Claus von Bülow (born 11 August 1926 in Copenhagen, Denmark) is a British socialite of German and Danish ancestry. He was accused of the attempted murder of his wife Sunny von Bülow (née Martha Sharp Crawford) by administering an insulin overdose in 1980 but his conviction in the first trial was reversed and he was found not guilty in both his retrials.
Born as Claus Cecil Borberg, von Bülow's father was Danish playwright Svend Borberg. His mother Jonna belonged to the old Danish-German noble family Bülow, originally from Mecklenburg. He was the maternal grandson of Fritz Bülow, Minister of Justice from 1910–13 and President of the first Chamber of the Danish Parliament in 1920–22.

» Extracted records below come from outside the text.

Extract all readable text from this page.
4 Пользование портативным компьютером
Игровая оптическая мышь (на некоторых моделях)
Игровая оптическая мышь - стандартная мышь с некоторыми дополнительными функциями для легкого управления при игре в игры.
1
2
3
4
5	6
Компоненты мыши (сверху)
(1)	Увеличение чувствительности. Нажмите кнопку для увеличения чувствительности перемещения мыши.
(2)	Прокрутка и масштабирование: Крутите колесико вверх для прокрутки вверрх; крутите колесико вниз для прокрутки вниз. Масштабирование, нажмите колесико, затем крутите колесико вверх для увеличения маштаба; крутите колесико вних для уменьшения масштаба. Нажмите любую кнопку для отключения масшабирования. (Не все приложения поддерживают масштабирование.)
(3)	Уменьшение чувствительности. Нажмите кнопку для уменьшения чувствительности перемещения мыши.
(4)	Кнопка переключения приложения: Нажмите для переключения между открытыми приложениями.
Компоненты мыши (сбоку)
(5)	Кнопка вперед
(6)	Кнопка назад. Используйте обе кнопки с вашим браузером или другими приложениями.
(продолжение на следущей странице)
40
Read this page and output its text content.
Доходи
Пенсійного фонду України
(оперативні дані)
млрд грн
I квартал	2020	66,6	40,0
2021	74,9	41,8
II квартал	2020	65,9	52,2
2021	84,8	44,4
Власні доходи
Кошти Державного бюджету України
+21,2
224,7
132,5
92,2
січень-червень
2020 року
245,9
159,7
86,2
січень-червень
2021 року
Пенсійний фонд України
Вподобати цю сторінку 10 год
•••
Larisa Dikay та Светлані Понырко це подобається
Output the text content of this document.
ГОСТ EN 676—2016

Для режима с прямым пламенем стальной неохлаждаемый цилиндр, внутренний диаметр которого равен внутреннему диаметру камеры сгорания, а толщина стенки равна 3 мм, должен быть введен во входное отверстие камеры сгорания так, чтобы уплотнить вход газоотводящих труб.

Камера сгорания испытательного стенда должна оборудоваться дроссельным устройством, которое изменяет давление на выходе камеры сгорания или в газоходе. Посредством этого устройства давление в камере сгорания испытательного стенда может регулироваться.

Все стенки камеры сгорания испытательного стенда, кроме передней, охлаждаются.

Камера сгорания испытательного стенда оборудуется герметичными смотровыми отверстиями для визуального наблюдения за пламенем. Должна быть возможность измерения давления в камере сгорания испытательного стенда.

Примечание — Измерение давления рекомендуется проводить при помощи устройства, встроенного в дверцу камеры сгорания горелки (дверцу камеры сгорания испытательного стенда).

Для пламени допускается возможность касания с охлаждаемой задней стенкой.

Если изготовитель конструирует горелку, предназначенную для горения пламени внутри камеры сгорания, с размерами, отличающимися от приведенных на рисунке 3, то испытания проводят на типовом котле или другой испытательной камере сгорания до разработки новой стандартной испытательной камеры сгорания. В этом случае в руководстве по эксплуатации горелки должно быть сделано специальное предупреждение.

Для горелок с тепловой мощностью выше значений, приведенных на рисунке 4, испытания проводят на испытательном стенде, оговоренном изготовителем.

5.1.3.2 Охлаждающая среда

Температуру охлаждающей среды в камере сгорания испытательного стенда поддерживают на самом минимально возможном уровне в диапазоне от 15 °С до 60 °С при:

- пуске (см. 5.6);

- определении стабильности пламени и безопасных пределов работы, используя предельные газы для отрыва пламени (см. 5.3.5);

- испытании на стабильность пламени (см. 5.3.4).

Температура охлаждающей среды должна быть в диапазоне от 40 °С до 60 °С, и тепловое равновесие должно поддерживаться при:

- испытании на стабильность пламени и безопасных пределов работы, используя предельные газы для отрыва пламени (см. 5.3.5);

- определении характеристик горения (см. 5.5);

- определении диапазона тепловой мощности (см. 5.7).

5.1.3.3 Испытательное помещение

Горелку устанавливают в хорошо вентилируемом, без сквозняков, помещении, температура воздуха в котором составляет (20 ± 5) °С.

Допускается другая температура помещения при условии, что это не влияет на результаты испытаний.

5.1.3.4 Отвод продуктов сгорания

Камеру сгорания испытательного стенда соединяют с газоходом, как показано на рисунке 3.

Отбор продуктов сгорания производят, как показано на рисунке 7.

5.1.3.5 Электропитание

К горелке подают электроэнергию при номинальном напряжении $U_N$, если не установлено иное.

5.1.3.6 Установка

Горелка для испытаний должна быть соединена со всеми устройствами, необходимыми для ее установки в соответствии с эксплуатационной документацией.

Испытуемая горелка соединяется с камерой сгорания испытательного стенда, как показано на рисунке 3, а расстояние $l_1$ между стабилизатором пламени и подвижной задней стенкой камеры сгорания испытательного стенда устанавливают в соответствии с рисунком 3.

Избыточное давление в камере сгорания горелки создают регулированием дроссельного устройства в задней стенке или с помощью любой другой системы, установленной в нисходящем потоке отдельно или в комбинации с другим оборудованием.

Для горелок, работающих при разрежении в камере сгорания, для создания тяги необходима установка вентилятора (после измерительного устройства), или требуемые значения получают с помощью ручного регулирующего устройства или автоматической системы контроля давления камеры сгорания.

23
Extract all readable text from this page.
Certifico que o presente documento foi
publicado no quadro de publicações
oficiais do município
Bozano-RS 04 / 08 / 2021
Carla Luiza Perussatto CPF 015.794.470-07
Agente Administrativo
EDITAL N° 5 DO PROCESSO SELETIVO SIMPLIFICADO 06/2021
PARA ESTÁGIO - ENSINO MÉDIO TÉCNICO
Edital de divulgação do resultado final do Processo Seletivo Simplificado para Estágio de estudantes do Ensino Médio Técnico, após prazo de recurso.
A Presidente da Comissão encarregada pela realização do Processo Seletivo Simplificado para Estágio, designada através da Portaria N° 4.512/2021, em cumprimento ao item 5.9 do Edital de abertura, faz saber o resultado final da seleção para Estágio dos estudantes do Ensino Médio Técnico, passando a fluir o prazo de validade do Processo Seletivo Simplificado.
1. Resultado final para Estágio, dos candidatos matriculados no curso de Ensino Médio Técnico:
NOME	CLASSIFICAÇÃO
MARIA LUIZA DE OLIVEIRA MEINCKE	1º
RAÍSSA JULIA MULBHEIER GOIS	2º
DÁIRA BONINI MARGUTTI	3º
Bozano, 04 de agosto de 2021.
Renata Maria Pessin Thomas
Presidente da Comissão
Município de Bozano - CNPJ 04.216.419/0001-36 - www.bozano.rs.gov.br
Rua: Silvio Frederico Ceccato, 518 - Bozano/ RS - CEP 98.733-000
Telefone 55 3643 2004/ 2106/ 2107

Von Bülow graduated from Trinity College, Cambridge, and worked as personal assistant to J. Paul Getty after having practiced law in London in the 1950s. Getty wrote that von Bülow showed "remarkable forbearance and good nature" as Getty's occasional whipping boy. Von Bülow remained with Getty until 1968. On June 6, 1966, von Bülow married Sunny, the American ex-wife of Prince Alfred of Auersperg. Sunny had a son and a daughter from her first marriage, and she and von Bülow had a daughter, Cosima Iona von Bülow, in 1967.